Researchers say the coronavirus could be a game changer for tracking disease with wearables. “Because everybody is going through this, it is an opportunity for us to collect data from essentially the entire population, which is very unique,” said Duke University professor Ryan Shaw. He’s helping lead the university’s coronavirus smartphone and smartwatch study called “Covidentify,” which has yet to report findings.

But how do you extract health information from devices that, for the most part, aren’t designed or used like medical devices? Wearable researchers I spoke to say they treat the data not as an individual measurement, but rather as a baseline – a view of what’s “normal” for your body, from which they can spot deviations.

Then the researchers feed weeks of historical data into software that hunts for patterns. These algorithms are able to spot things humans usually don’t notice about their own bodies, like a slightly elevated resting heart rate. Subtle changes in temperature, heart rate variability and sleep patterns allow the software to make predictions about what is likely to come in the days ahead.

The studies at Duke, Scripps and Stanford are largely open to data from whatever wearable devices participants might use. One in 5 Americans uses some sort of fitness tracker, according to Gallup, and being agnostic helps researchers reach a wider audience.

There are questions about the accuracy of the data produced by some devices. “We don’t believe that any of the devices that we’re using in our study are bad enough that we wouldn’t be able to capture the signals that we expect to capture,” Duke professor Jessilyn Dunn told me. A study she helped author found that heart rate sensors – which shine green light through the skin – didn’t have significantly more difficulty with darker skin. Still, Dunn said, her software gives different weight to data from different manufacturers and models.

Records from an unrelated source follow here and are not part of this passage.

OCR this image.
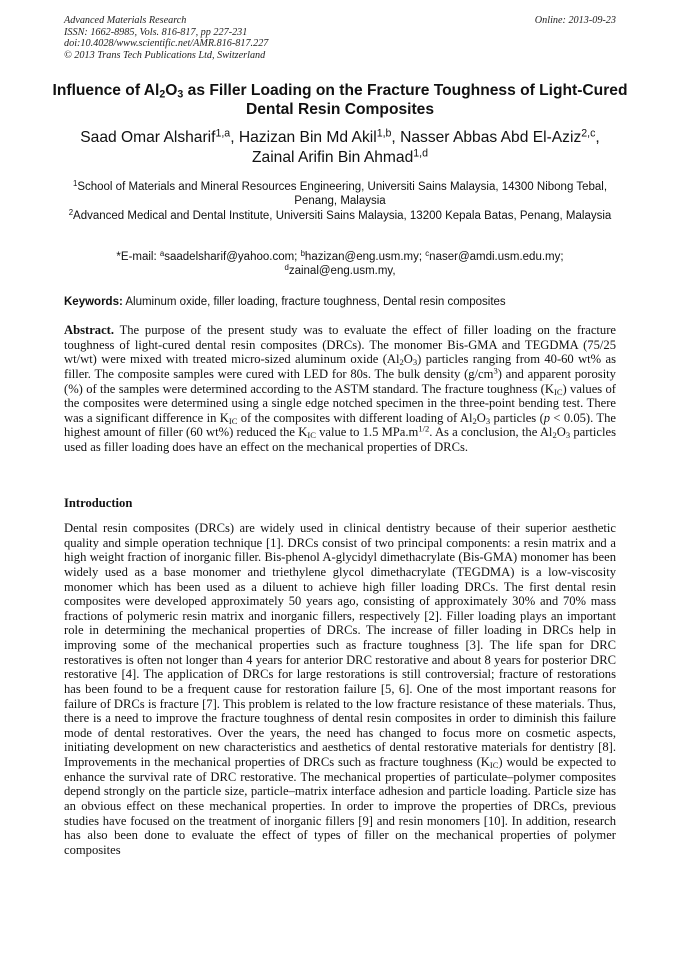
Advanced Materials Research
ISSN: 1662-8985, Vols. 816-817, pp 227-231
doi:10.4028/www.scientific.net/AMR.816-817.227
© 2013 Trans Tech Publications Ltd, Switzerland
Online: 2013-09-23
Influence of $Al_2O_3$ as Filler Loading on the Fracture Toughness of Light-Cured Dental Resin Composites
Saad Omar Alsharif$^{1,a}$, Hazizan Bin Md Akil$^{1,b}$, Nasser Abbas Abd El-Aziz$^{2,c}$,
Zainal Arifin Bin Ahmad$^{1,d}$
$^1$School of Materials and Mineral Resources Engineering, Universiti Sains Malaysia, 14300 Nibong Tebal, Penang, Malaysia
$^2$Advanced Medical and Dental Institute, Universiti Sains Malaysia, 13200 Kepala Batas, Penang, Malaysia
*E-mail: $^a$saadelsharif@yahoo.com; $^b$hazizan@eng.usm.my; $^c$naser@amdi.usm.edu.my;
$^d$zainal@eng.usm.my,
Keywords: Aluminum oxide, filler loading, fracture toughness, Dental resin composites

Abstract. The purpose of the present study was to evaluate the effect of filler loading on the fracture toughness of light-cured dental resin composites (DRCs). The monomer Bis-GMA and TEGDMA (75/25 wt/wt) were mixed with treated micro-sized aluminum oxide $(Al_2O_3)$ particles ranging from 40-60 wt% as filler. The composite samples were cured with LED for 80s. The bulk density $(g/cm^3)$ and apparent porosity (%) of the samples were determined according to the ASTM standard. The fracture toughness $(K_{IC})$ values of the composites were determined using a single edge notched specimen in the three-point bending test. There was a significant difference in $K_{IC}$ of the composites with different loading of $Al_2O_3$ particles (p < 0.05). The highest amount of filler (60 wt%) reduced the $K_{IC}$ value to 1.5 $MPa.m^{1/2}$. As a conclusion, the $Al_2O_3$ particles used as filler loading does have an effect on the mechanical properties of DRCs.

Introduction

Dental resin composites (DRCs) are widely used in clinical dentistry because of their superior aesthetic quality and simple operation technique [1]. DRCs consist of two principal components: a resin matrix and a high weight fraction of inorganic filler. Bis-phenol A-glycidyl dimethacrylate (Bis-GMA) monomer has been widely used as a base monomer and triethylene glycol dimethacrylate (TEGDMA) is a low-viscosity monomer which has been used as a diluent to achieve high filler loading DRCs. The first dental resin composites were developed approximately 50 years ago, consisting of approximately 30% and 70% mass fractions of polymeric resin matrix and inorganic fillers, respectively [2]. Filler loading plays an important role in determining the mechanical properties of DRCs. The increase of filler loading in DRCs help in improving some of the mechanical properties such as fracture toughness [3]. The life span for DRC restoratives is often not longer than 4 years for anterior DRC restorative and about 8 years for posterior DRC restorative [4]. The application of DRCs for large restorations is still controversial; fracture of restorations has been found to be a frequent cause for restoration failure [5, 6]. One of the most important reasons for failure of DRCs is fracture [7]. This problem is related to the low fracture resistance of these materials. Thus, there is a need to improve the fracture toughness of dental resin composites in order to diminish this failure mode of dental restoratives. Over the years, the need has changed to focus more on cosmetic aspects, initiating development on new characteristics and aesthetics of dental restorative materials for dentistry [8]. Improvements in the mechanical properties of DRCs such as fracture toughness $(K_{IC})$ would be expected to enhance the survival rate of DRC restorative. The mechanical properties of particulate–polymer composites depend strongly on the particle size, particle–matrix interface adhesion and particle loading. Particle size has an obvious effect on these mechanical properties. In order to improve the properties of DRCs, previous studies have focused on the treatment of inorganic fillers [9] and resin monomers [10]. In addition, research has also been done to evaluate the effect of types of filler on the mechanical properties of polymer composites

The Oura ring, with about 150,000 users, isn’t nearly as popular as smartwatches and fitness trackers. But it offers several advantages, say researchers.

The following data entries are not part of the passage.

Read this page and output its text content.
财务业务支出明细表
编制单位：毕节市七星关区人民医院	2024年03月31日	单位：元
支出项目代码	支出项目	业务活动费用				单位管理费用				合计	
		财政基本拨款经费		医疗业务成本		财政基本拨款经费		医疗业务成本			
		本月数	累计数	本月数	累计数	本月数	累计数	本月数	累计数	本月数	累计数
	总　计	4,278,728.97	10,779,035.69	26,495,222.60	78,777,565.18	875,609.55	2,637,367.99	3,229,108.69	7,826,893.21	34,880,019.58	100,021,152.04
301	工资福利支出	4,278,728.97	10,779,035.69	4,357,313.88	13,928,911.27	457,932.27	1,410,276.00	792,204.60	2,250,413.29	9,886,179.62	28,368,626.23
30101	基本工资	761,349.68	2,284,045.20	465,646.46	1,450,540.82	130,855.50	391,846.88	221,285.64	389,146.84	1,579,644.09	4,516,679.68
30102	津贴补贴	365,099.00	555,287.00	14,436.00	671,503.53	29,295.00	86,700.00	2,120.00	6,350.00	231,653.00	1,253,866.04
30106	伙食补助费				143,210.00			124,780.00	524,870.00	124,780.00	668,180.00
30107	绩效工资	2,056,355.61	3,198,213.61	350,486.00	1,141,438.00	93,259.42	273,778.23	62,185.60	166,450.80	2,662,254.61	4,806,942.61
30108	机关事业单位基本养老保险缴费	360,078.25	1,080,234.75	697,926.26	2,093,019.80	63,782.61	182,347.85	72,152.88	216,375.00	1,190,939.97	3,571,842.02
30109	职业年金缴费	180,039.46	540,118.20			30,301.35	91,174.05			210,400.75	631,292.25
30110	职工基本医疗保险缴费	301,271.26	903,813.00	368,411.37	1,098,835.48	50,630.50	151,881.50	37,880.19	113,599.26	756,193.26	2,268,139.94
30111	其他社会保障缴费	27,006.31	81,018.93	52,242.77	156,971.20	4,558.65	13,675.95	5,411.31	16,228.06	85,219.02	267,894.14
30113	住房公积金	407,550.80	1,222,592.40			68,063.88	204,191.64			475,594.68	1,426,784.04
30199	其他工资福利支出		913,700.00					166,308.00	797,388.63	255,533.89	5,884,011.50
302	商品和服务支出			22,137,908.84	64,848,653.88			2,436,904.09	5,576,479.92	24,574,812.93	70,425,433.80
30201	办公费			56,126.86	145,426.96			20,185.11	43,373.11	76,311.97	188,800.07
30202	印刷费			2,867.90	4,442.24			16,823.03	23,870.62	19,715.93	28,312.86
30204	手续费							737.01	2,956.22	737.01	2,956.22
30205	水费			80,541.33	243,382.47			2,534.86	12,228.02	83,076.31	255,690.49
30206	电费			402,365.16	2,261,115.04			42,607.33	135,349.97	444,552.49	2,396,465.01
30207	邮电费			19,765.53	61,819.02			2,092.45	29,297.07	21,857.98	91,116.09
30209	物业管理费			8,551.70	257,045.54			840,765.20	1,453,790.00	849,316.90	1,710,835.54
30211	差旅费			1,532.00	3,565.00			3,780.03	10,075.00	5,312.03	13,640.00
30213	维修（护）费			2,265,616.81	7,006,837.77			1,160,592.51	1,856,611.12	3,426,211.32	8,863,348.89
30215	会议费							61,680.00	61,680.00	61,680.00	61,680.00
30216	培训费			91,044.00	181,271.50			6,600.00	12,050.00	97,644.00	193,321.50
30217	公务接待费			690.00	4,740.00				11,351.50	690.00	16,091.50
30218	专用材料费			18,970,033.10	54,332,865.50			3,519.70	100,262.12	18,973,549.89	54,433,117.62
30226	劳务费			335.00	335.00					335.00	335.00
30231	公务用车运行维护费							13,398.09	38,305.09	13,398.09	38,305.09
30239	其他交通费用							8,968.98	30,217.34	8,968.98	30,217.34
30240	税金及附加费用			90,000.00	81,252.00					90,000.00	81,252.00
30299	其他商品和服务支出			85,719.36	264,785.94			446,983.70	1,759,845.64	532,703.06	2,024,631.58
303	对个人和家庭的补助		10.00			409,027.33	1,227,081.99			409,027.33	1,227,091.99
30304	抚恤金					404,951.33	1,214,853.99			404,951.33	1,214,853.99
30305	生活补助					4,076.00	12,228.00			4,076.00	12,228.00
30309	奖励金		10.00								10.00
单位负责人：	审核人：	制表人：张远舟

First, the ring is small. That means people are more likely to wear it even while they sleep, the best time to collect an accurate resting heart rate that’s critical to understanding the body’s baseline. My Apple Watch, which I typically charge while I’m sleeping, reports that my resting heart rate is eight beats per minute higher than what is reported by the Oura, which I wear while I sleep.

Sara Belch, a nurse manager in Morgantown, West Virginia, who joined the RNI study, said she wears her ring 24 hours a day, even when she’s working, and only needs to charge it every four or five days. “It’s smooth, and I don’t feel any different wearing it,” she said.

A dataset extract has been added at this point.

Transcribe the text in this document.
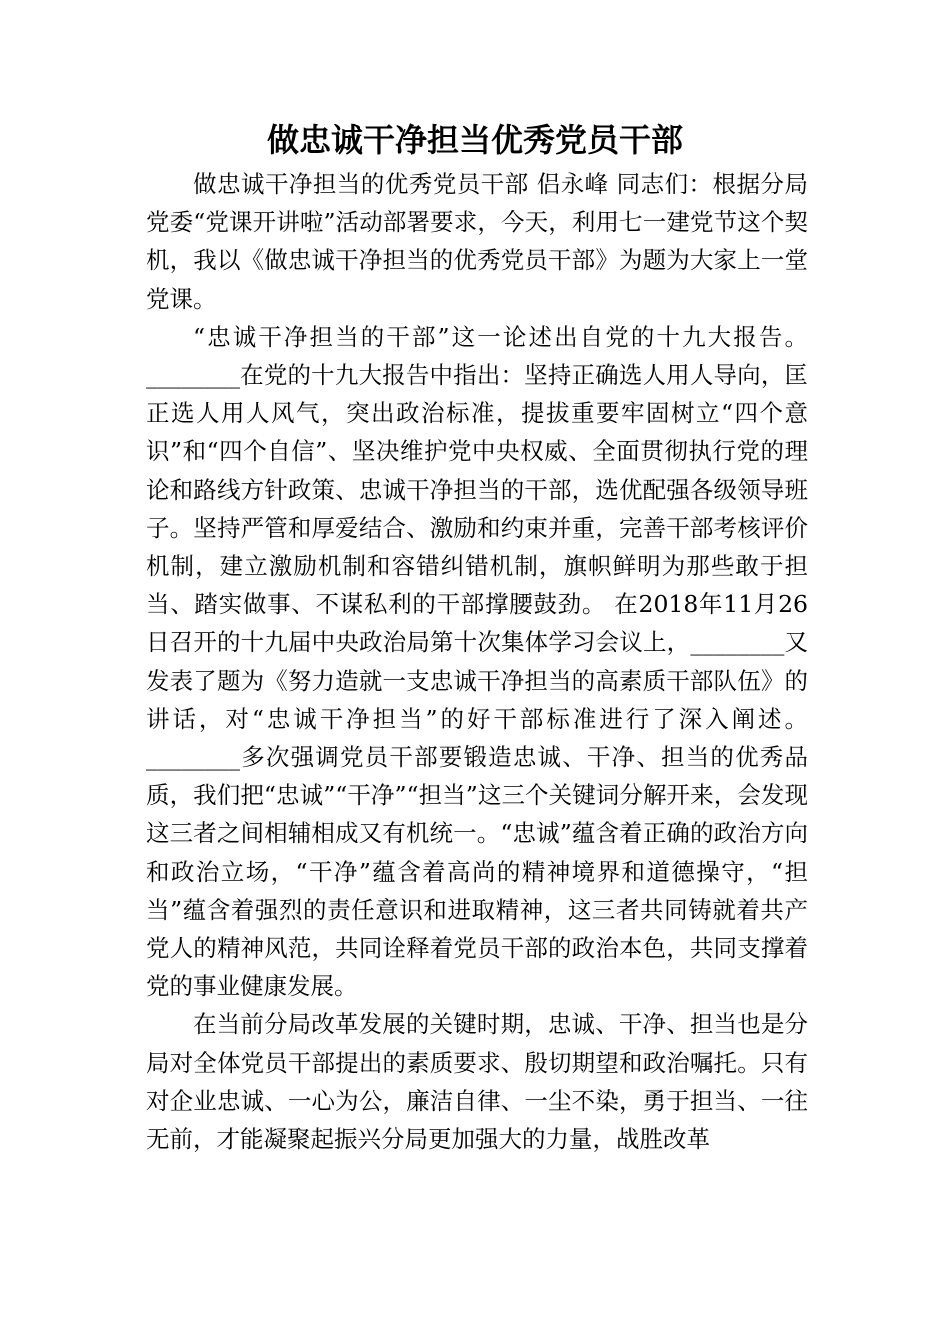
做忠诚干净担当优秀党员干部

做忠诚干净担当的优秀党员干部 侣永峰 同志们：根据分局党委“党课开讲啦”活动部署要求，今天，利用七一建党节这个契机，我以《做忠诚干净担当的优秀党员干部》为题为大家上一堂党课。

“忠诚干净担当的干部”这一论述出自党的十九大报告。________在党的十九大报告中指出：坚持正确选人用人导向，匡正选人用人风气，突出政治标准，提拔重要牢固树立“四个意识”和“四个自信”、坚决维护党中央权威、全面贯彻执行党的理论和路线方针政策、忠诚干净担当的干部，选优配强各级领导班子。坚持严管和厚爱结合、激励和约束并重，完善干部考核评价机制，建立激励机制和容错纠错机制，旗帜鲜明为那些敢于担当、踏实做事、不谋私利的干部撑腰鼓劲。 在2018年11月26日召开的十九届中央政治局第十次集体学习会议上，________又发表了题为《努力造就一支忠诚干净担当的高素质干部队伍》的讲话，对“忠诚干净担当”的好干部标准进行了深入阐述。________多次强调党员干部要锻造忠诚、干净、担当的优秀品质，我们把“忠诚”“干净”“担当”这三个关键词分解开来，会发现这三者之间相辅相成又有机统一。“忠诚”蕴含着正确的政治方向和政治立场，“干净”蕴含着高尚的精神境界和道德操守，“担当”蕴含着强烈的责任意识和进取精神，这三者共同铸就着共产党人的精神风范，共同诠释着党员干部的政治本色，共同支撑着党的事业健康发展。

在当前分局改革发展的关键时期，忠诚、干净、担当也是分局对全体党员干部提出的素质要求、殷切期望和政治嘱托。只有对企业忠诚、一心为公，廉洁自律、一尘不染，勇于担当、一往无前，才能凝聚起振兴分局更加强大的力量，战胜改革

The Oura is also able to collect constant temperature readings from the finger, a data point missing from most wrist wearables. One of the theories being tested by the UCSF study, called TemPredict, is that people with latent coronavirus infections can exhibit body temperature changes visible through constant monitoring.

Oura donated some rings to the UCSF study and gave researchers at both UCSF and RNI access to raw data from participants. Both research projects say they’re independent from the company.

The other critical element for the studies is data that doesn’t come from a wearable. All of them ask participants to check in regularly via apps and websites to report symptoms such as coughing or the results of any coronavirus tests.

The RNI study is the most demanding. Participants have to check in via its special app twice daily, including participating in games that test attention and other brain functions. They also take and report their temperature with a traditional thermometer, with results sometimes verified by a professional.

RNI said its software is more than 90% accurate at forecasting the onset of coronavirus symptoms. But that is based on the population it has studied – so far, a little more than 600 health care workers and first responders.

To detect the coronavirus, as opposed to just symptoms, Rezai said they’ll need more participants to train algorithms to pick up on the many, sometimes unexpected ways diverse bodies respond to the virus. On Thursday, RNI’s study opened up to 10,000 more volunteers.